La protagonista è una ristoratrice, e vive in un paese (l’Italia) in cui la ristorazione è venerata come cosa sacra, gli chef godono di un potere e un’influenza sociale quasi invidiabile, tant’è che tutto sembra essere perdonabile tranne gli errori commessi nell’esecuzione delle ricette.
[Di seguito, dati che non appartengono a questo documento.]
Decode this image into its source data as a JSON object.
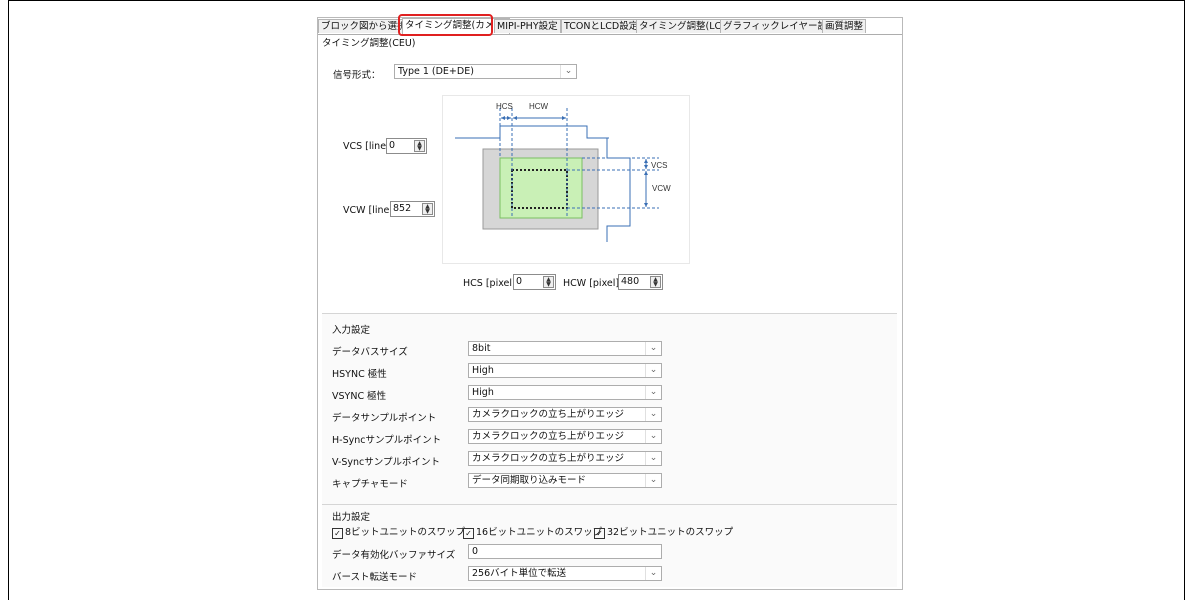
{
  "tabs": [
    {
      "label": "ブロック図から選択"
    },
    {
      "label": "タイミング調整(カメラ)"
    },
    {
      "label": "MIPI-PHY設定"
    },
    {
      "label": "TCONとLCD設定"
    },
    {
      "label": "タイミング調整(LCD)"
    },
    {
      "label": "グラフィックレイヤー設定"
    },
    {
      "label": "画質調整"
    }
  ],
  "active_tab_index": 1,
  "highlight_color": "#e02020",
  "timing": {
    "section_title": "タイミング調整(CEU)",
    "signal_format_label": "信号形式：",
    "signal_format_value": "Type 1 (DE+DE)",
    "vcs_label": "VCS [line]",
    "vcs_value": "0",
    "vcw_label": "VCW [line]",
    "vcw_value": "852",
    "hcs_label": "HCS [pixel]",
    "hcs_value": "0",
    "hcw_label": "HCW [pixel]",
    "hcw_value": "480",
    "diagram_labels": {
      "hcs": "HCS",
      "hcw": "HCW",
      "vcs": "VCS",
      "vcw": "VCW"
    }
  },
  "input_settings": {
    "title": "入力設定",
    "rows": [
      {
        "label": "データバスサイズ",
        "value": "8bit"
      },
      {
        "label": "HSYNC 極性",
        "value": "High"
      },
      {
        "label": "VSYNC 極性",
        "value": "High"
      },
      {
        "label": "データサンプルポイント",
        "value": "カメラクロックの立ち上がりエッジ"
      },
      {
        "label": "H-Syncサンプルポイント",
        "value": "カメラクロックの立ち上がりエッジ"
      },
      {
        "label": "V-Syncサンプルポイント",
        "value": "カメラクロックの立ち上がりエッジ"
      },
      {
        "label": "キャプチャモード",
        "value": "データ同期取り込みモード"
      }
    ]
  },
  "output_settings": {
    "title": "出力設定",
    "checkboxes": [
      {
        "label": "8ビットユニットのスワップ",
        "checked": true
      },
      {
        "label": "16ビットユニットのスワップ",
        "checked": true
      },
      {
        "label": "32ビットユニットのスワップ",
        "checked": true
      }
    ],
    "buffer_label": "データ有効化バッファサイズ",
    "buffer_value": "0",
    "burst_label": "バースト転送モード",
    "burst_value": "256バイト単位で転送"
  }
}
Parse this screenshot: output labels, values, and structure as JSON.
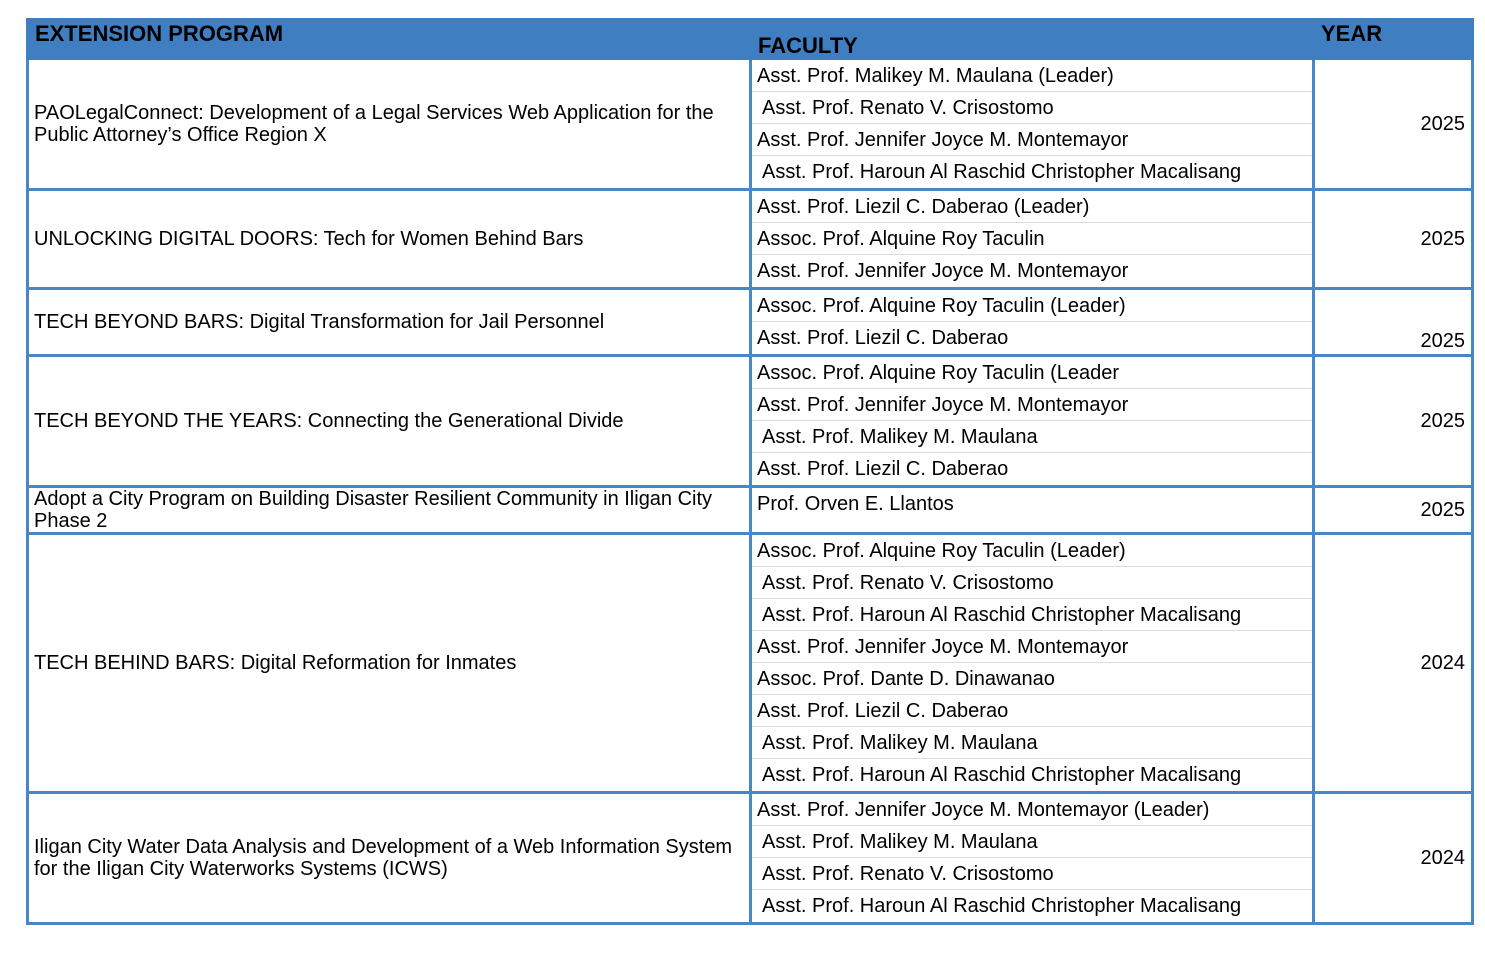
{
  "headers": {
    "program": "EXTENSION PROGRAM",
    "faculty": "FACULTY",
    "year": "YEAR"
  },
  "rows": [
    {
      "program": "PAOLegalConnect: Development of a Legal Services Web Application for the Public Attorney’s Office Region X",
      "faculty": [
        "Asst. Prof. Malikey M. Maulana (Leader)",
        "Asst. Prof. Renato V. Crisostomo",
        "Asst. Prof. Jennifer Joyce M. Montemayor",
        "Asst. Prof. Haroun Al Raschid Christopher Macalisang"
      ],
      "year": "2025"
    },
    {
      "program": "UNLOCKING DIGITAL DOORS: Tech for Women Behind Bars",
      "faculty": [
        "Asst. Prof. Liezil C. Daberao (Leader)",
        "Assoc. Prof. Alquine Roy Taculin",
        "Asst. Prof. Jennifer Joyce M. Montemayor"
      ],
      "year": "2025"
    },
    {
      "program": "TECH BEYOND BARS: Digital Transformation for Jail Personnel",
      "faculty": [
        "Assoc. Prof. Alquine Roy Taculin (Leader)",
        "Asst. Prof. Liezil C. Daberao"
      ],
      "year": "2025"
    },
    {
      "program": "TECH BEYOND THE YEARS: Connecting the Generational Divide",
      "faculty": [
        "Assoc. Prof. Alquine Roy Taculin (Leader",
        "Asst. Prof. Jennifer Joyce M. Montemayor",
        "Asst. Prof. Malikey M. Maulana",
        "Asst. Prof. Liezil C. Daberao"
      ],
      "year": "2025"
    },
    {
      "program": "Adopt a City Program on Building Disaster Resilient Community in Iligan City Phase 2",
      "faculty": [
        "Prof. Orven E. Llantos"
      ],
      "year": "2025"
    },
    {
      "program": "TECH BEHIND BARS: Digital Reformation for Inmates",
      "faculty": [
        "Assoc. Prof. Alquine Roy Taculin (Leader)",
        "Asst. Prof. Renato V. Crisostomo",
        "Asst. Prof. Haroun Al Raschid Christopher Macalisang",
        "Asst. Prof. Jennifer Joyce M. Montemayor",
        "Assoc. Prof. Dante D. Dinawanao",
        "Asst. Prof. Liezil C. Daberao",
        "Asst. Prof. Malikey M. Maulana",
        "Asst. Prof. Haroun Al Raschid Christopher Macalisang"
      ],
      "year": "2024"
    },
    {
      "program": "Iligan City Water Data Analysis and Development of a Web Information System for the Iligan City Waterworks Systems (ICWS)",
      "faculty": [
        "Asst. Prof. Jennifer Joyce M. Montemayor (Leader)",
        "Asst. Prof. Malikey M. Maulana",
        "Asst. Prof. Renato V. Crisostomo",
        "Asst. Prof. Haroun Al Raschid Christopher Macalisang"
      ],
      "year": "2024"
    }
  ]
}
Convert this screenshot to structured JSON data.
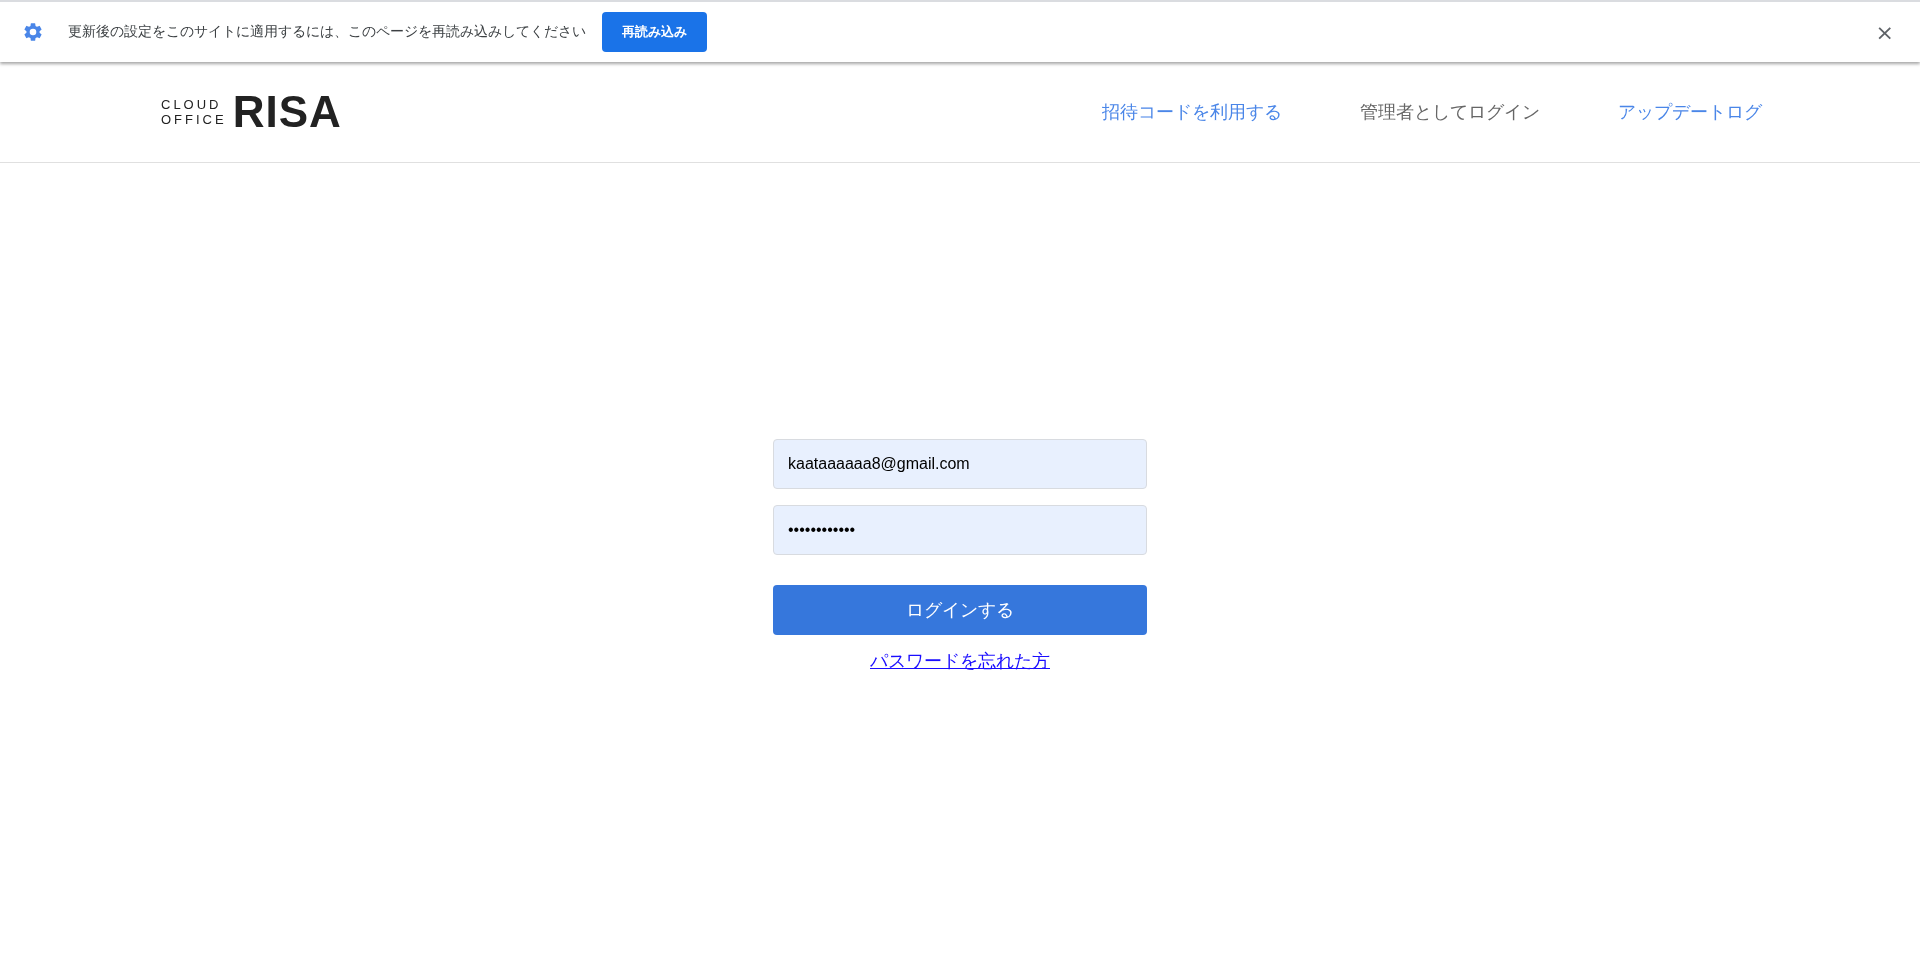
{
  "infobar": {
    "message": "更新後の設定をこのサイトに適用するには、このページを再読み込みしてください",
    "button": "再読み込み",
    "close": "×"
  },
  "header": {
    "logo": {
      "small_top": "CLOUD",
      "small_bottom": "OFFICE",
      "big": "RISA"
    },
    "nav": [
      {
        "label": "招待コードを利用する",
        "kind": "link"
      },
      {
        "label": "管理者としてログイン",
        "kind": "plain"
      },
      {
        "label": "アップデートログ",
        "kind": "link"
      }
    ]
  },
  "login": {
    "email": {
      "value": "kaataaaaaa8@gmail.com"
    },
    "password": {
      "value": "••••••••••••"
    },
    "submit": "ログインする",
    "forgot": "パスワードを忘れた方"
  }
}
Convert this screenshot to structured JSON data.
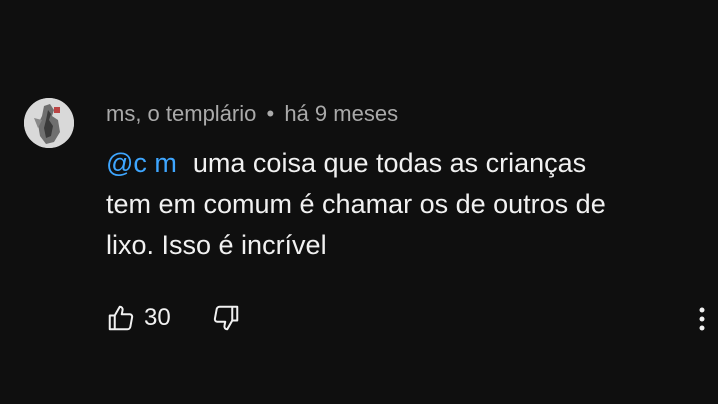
{
  "comment": {
    "author": "ms, o templário",
    "separator": "•",
    "time": "há 9 meses",
    "mention": "@c m",
    "text_line1": "uma coisa que todas as crianças",
    "text_line2": "tem em comum é chamar os de outros de",
    "text_line3": "lixo. Isso é incrível",
    "likes": "30"
  },
  "icons": {
    "like": "thumb-up-icon",
    "dislike": "thumb-down-icon",
    "more": "more-vertical-icon"
  },
  "colors": {
    "background": "#0f0f0f",
    "text": "#f1f1f1",
    "meta": "#aaaaaa",
    "mention": "#3ea6ff"
  }
}
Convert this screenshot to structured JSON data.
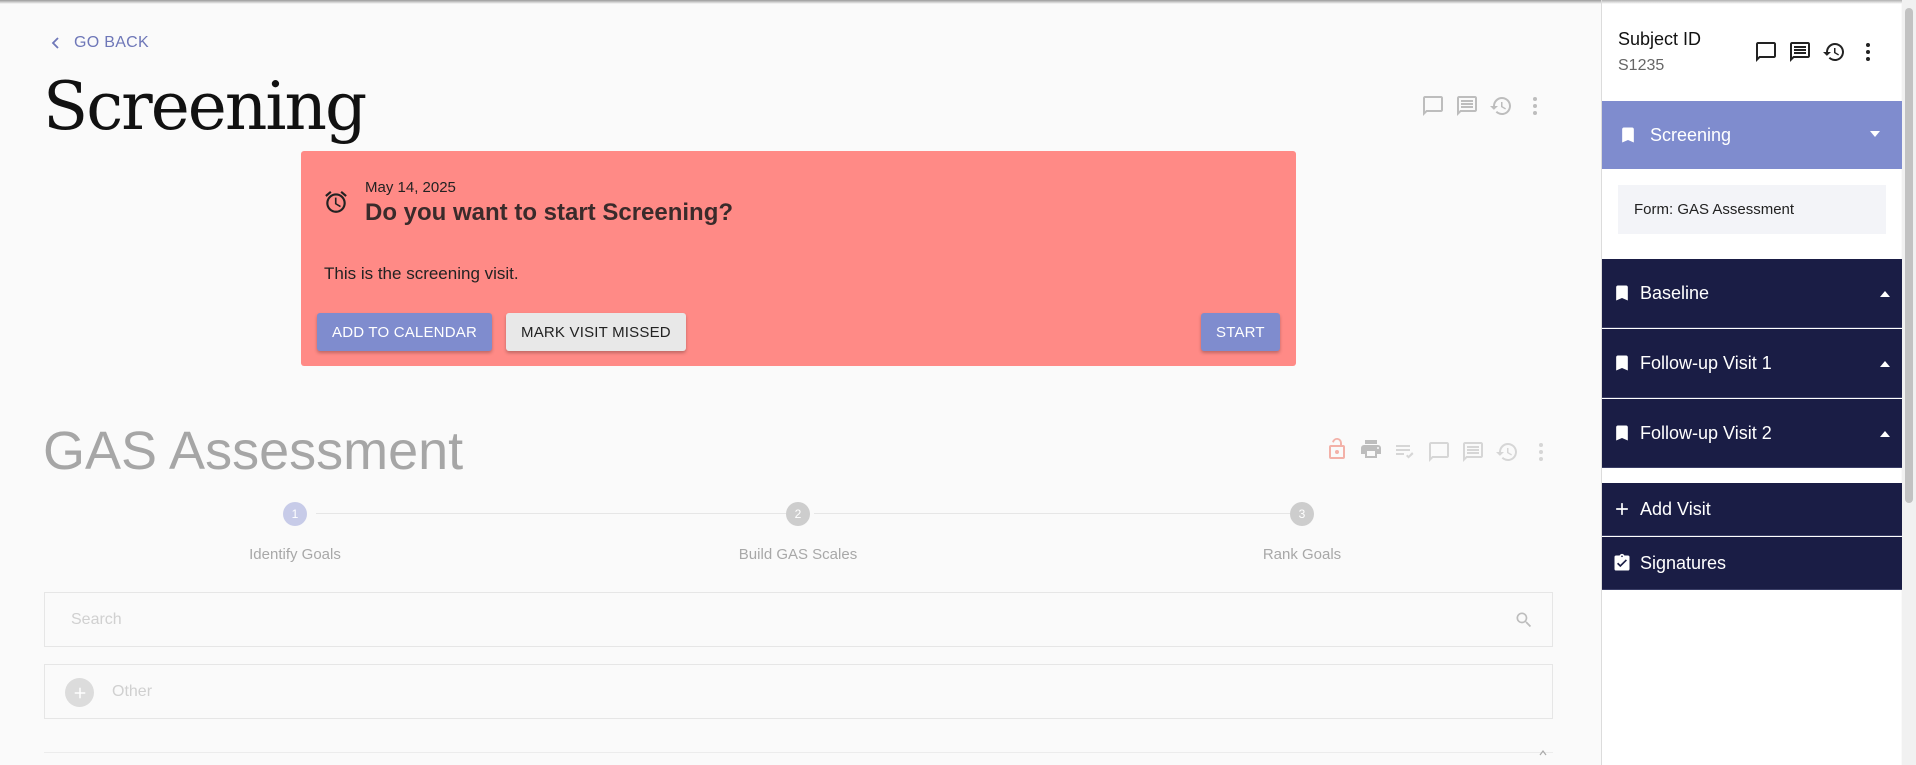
{
  "nav": {
    "go_back": "GO BACK"
  },
  "page": {
    "title": "Screening"
  },
  "banner": {
    "date": "May 14, 2025",
    "question": "Do you want to start Screening?",
    "description": "This is the screening visit.",
    "add_to_calendar": "ADD TO CALENDAR",
    "mark_missed": "MARK VISIT MISSED",
    "start": "START",
    "color": "#ff8a86"
  },
  "form": {
    "title": "GAS Assessment",
    "steps": [
      {
        "number": "1",
        "label": "Identify Goals"
      },
      {
        "number": "2",
        "label": "Build GAS Scales"
      },
      {
        "number": "3",
        "label": "Rank Goals"
      }
    ],
    "search_placeholder": "Search",
    "other_label": "Other"
  },
  "sidebar": {
    "subject_label": "Subject ID",
    "subject_id": "S1235",
    "active_visit": "Screening",
    "active_form": "Form: GAS Assessment",
    "visits": [
      "Baseline",
      "Follow-up Visit 1",
      "Follow-up Visit 2"
    ],
    "add_visit": "Add Visit",
    "signatures": "Signatures",
    "accent": "#7f8cce",
    "dark": "#1a1d45"
  }
}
Gli chef vengono eletti non solo a conoscitori e artigiani del cibo, ma anche a modelli morali e del saper vivere; basti pensare a programmi come Cucine da Incubo in cui lo chef non solo dispensa suggerimenti su come gestire un ristorante ma riveste anche la funzione di psicologo che scava nel vissuto e nelle dinamiche del gruppo per risanare la ferita che è causa della disorganizzazione.

L’antagonista è un famoso food blogger, cioè una figura che sponsorizza sui social cibo e locali; dimenticandosi completamente del confine tra cooking show e realtà (non si trovava nel magico mondo di Masterchef dove lo chef può apostrofare il concorrente con i peggiori epiteti e uscirne illeso), decide di sparare a zero sulla malcapitata che, anche qualora avesse commesso una scorrettezza non lo avrà fatto in cattiva fede e che comunque non possiede mezzi di comunicazione adeguati a spuntarla con un professionista della parola.

Il tragico epilogo è storia conosciuta. Il food blogger esprime il proprio dispiacere, ma non si scusa: il suo, dichiara, è stato un tentativo di stabilire la verità. E così la gastronomia diviene anche il territorio in cui si stabiliscono i dati di fatto, le certezze assolute, il concetto di bene e di male. Dopotutto, anche la povera vittima avrebbe voluto utilizzare una questione morale per attirare clientela.

Quand’è che ci ribelleremo a questa dittatura culinaria su qualsiasi altro luogo dello spirito? “Date a Cesare quel che è di Cesare, ma a Dio quel che è di Dio”, qualcuno diceva.